Frankly you will have to be an idiot to think the US will not use the cover of an armed conflict to do as much damage to China’s economic heartland as it could.
While the Chinese military might be able to effectively defend themselves against direct attacks by American forces, the same cannot be said of soft civilian infrastructure all over China. China is simply too vast, even if the PLA devoted itself entirely to trying to defend civilian infrastructure, it will not have remotely enough man and assets to defend even a fraction of targets worth hitting.
This is where IC-HGV, or indeed any reliable conventional strike option against CONUS targets become invaluable. Because the only way to effectively deter the US from going to town attacking Chinese civilian infrastructure is if China makes it clear it can and will respond in kind against equivalent targets on CONUS itself.
If America wants to send tomahawks against Chinese factors, China will fire IC-HGVs at LockMart and Boeing. And that’s how you stop America from targeting your civilian infrastructure to start with and keep the fight clean.
I absolutely believe that China committing to MAD (or at least, significantly enhanced nuclear deterrent capability) is a significant massive paradigm in terms of China's threat assessment and existing strategy.

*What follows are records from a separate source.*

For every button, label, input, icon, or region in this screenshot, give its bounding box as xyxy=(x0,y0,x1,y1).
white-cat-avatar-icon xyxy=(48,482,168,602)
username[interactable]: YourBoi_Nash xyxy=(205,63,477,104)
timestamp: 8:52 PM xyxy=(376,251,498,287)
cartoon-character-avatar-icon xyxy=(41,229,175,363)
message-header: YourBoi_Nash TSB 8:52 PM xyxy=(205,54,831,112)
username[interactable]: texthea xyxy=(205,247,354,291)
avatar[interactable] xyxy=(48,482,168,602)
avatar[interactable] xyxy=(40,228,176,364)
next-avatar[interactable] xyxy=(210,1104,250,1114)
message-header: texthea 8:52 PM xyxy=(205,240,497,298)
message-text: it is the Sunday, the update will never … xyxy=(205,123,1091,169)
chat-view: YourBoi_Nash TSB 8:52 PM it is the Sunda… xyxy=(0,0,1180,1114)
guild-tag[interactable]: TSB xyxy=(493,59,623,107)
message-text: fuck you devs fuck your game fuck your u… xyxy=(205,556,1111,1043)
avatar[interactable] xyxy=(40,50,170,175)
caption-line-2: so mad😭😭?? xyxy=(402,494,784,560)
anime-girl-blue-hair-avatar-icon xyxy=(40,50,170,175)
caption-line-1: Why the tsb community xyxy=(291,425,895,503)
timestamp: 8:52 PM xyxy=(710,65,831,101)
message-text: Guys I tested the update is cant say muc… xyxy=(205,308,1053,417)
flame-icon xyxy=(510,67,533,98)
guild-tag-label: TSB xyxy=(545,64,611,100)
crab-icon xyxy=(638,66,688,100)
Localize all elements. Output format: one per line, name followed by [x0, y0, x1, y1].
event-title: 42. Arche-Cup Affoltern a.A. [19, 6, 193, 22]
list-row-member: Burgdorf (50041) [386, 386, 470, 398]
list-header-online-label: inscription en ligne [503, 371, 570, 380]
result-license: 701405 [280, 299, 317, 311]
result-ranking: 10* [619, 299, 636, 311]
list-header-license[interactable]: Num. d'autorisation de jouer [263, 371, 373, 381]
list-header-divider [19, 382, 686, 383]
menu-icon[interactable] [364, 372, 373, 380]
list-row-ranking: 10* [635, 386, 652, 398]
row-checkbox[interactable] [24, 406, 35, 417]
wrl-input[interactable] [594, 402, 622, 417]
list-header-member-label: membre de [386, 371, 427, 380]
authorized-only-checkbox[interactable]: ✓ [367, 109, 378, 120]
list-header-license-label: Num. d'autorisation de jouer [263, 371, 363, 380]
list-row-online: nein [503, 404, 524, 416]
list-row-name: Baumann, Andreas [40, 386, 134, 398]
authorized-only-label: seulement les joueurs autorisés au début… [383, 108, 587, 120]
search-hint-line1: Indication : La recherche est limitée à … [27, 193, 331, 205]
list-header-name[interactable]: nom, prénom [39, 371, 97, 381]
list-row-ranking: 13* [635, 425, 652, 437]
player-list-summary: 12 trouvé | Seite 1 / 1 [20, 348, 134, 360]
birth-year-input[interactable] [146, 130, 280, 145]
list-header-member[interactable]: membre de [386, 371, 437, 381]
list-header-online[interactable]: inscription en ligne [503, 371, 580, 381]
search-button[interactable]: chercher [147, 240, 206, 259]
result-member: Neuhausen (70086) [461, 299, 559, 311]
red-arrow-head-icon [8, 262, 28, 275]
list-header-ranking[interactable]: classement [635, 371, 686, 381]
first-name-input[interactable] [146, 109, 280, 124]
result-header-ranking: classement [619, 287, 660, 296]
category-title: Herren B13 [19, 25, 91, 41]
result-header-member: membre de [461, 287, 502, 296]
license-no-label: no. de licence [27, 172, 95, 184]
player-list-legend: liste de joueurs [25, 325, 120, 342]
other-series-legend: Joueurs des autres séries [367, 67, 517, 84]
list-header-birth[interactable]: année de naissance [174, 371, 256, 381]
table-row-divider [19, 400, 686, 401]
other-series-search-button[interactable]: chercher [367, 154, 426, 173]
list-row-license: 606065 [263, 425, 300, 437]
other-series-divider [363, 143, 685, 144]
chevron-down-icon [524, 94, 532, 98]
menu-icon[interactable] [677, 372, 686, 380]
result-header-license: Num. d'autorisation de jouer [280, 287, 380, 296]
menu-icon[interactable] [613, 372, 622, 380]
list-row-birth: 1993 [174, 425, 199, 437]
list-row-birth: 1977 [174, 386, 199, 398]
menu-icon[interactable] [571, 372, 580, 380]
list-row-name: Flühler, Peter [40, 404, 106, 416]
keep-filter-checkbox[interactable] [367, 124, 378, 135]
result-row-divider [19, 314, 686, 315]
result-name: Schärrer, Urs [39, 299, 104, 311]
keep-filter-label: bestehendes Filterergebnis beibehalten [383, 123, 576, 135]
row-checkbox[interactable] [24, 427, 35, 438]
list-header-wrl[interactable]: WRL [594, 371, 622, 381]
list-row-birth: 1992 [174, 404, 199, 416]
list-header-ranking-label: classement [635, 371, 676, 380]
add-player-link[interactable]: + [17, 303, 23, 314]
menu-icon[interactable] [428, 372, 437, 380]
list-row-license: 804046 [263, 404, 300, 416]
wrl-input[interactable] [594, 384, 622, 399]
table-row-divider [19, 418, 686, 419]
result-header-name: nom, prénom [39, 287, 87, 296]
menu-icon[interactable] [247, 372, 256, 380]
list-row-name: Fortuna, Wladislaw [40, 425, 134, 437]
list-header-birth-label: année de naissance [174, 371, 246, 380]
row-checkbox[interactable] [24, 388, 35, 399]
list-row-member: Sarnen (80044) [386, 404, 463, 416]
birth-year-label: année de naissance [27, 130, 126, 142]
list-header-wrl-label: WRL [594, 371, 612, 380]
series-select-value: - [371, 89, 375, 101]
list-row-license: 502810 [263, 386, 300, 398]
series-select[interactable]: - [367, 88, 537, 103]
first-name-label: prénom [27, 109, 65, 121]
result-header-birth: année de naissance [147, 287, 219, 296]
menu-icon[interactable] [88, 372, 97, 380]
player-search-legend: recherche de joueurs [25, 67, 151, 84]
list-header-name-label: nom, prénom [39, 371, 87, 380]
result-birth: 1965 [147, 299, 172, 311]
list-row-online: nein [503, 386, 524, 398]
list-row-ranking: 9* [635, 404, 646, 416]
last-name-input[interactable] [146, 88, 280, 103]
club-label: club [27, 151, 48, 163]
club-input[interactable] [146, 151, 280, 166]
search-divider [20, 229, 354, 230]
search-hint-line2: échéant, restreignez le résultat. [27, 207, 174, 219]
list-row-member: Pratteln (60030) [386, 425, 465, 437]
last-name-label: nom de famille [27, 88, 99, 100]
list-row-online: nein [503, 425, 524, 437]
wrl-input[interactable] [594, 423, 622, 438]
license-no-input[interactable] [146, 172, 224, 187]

And the only reason that we can have the ability to talk about MAD, is because of the demonstrated infrastructure and systems that we now have clear evidence of.
I do not believe that level of political and strategic posture is something we could have talked about or entertained prior to having significant evidence of it.
Similarly, I do not think we yet have the evidence or preconditions yet to talk about PLA conventional intercontinental strikes against CONTUS as part of its doctrine. That is a significant change and expansion in its strategy and the geopolitical balance that exists, and I think a significant threshold similarly must be reached before it can be considered as a likely doctrine.